Some inaccurately suggest that biosimilars are essentially generic versions of traditional pharmaceutical drugs. Biologic medicines are made from living cells through a complex process, one far more exacting than the one used to manufacture traditional, chemical-based drugs like aspirin. Indeed, if making a conventional drug were like preparing Kool-Aid, then making a biologic would be like producing wine.
This means that, unlike replicating traditional pharmaceuticals, manufacturing an exact duplicate of an existing biologic is impossible with existing science. The inexact nature of the duplication process means that a biosimilar can have a markedly different impact than the original on a patient. For this reason, a responsible regulatory pathway should require that all biosimilars undergo their own rigorous clinical trials to guarantee their safety and effectiveness.
One legislative proposal, introduced by Reps. Anna Eshoo (D-CA), Jay Inslee (D-WA) and Joe Barton (R-TX), lays out an effective, reasonable and safe pathway for approval of biosimilars. Importantly, this bipartisan bill provides the right balance among safety, innovation and expanded competition. For example, the bill requires biosimilar manufacturers to provide the Food and Drug Administration (FDA) with clinical data on the safety and efficacy of their medicines, but also provides the FDA with the discretion to waive the requirement on a case by case basis. This provides the FDA with flexibility to determine the level of safety review required commensurate with the complexity and understanding of the biologic.
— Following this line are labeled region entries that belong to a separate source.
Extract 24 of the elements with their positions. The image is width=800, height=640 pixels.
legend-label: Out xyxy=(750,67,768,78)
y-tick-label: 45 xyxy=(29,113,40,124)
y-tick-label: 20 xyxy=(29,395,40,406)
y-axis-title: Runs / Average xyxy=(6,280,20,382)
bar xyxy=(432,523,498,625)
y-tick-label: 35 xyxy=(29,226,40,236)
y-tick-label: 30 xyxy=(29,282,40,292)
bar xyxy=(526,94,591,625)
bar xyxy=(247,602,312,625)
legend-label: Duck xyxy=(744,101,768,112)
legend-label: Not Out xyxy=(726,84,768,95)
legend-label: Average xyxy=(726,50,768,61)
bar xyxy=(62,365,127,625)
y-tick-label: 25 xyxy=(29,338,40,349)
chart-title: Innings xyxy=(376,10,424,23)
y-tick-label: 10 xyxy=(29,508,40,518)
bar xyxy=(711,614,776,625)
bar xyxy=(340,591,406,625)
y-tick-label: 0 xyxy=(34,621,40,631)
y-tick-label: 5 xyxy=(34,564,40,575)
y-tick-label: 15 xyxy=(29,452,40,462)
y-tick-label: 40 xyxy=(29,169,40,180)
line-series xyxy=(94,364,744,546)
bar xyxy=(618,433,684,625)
The bill also recognizes that that it is essential for doctors and patients (rather than pharmacists or health insurers) to decide whether an innovative medicine or biosimilar would be better for an individual patient. This falls in line with recommendations made by the American Academy of Pediatrics and the American Medical Association.
Unlike some of the other proposals before Congress, the Eshoo-Inslee-Barton bill preserves incentives for continued biomedical innovation to develop new treatments and breakthrough therapies. It would allow the biologic's inventor to protect the proprietary data used in determining the safety and efficacy of the biologic for 12 years. After that period, the U.S. FDA can rely on the innovator's data to approve a competitor's product. A similar process and timeline currently exists for the development of generic versions of traditional medicines.
This timeline was recently endorsed by the Senate's influential Committee on Health, Education, Labor and Pensions when the Committee affirmatively voted to establish 12-year period of exclusivity in its version of biosimilars legislation.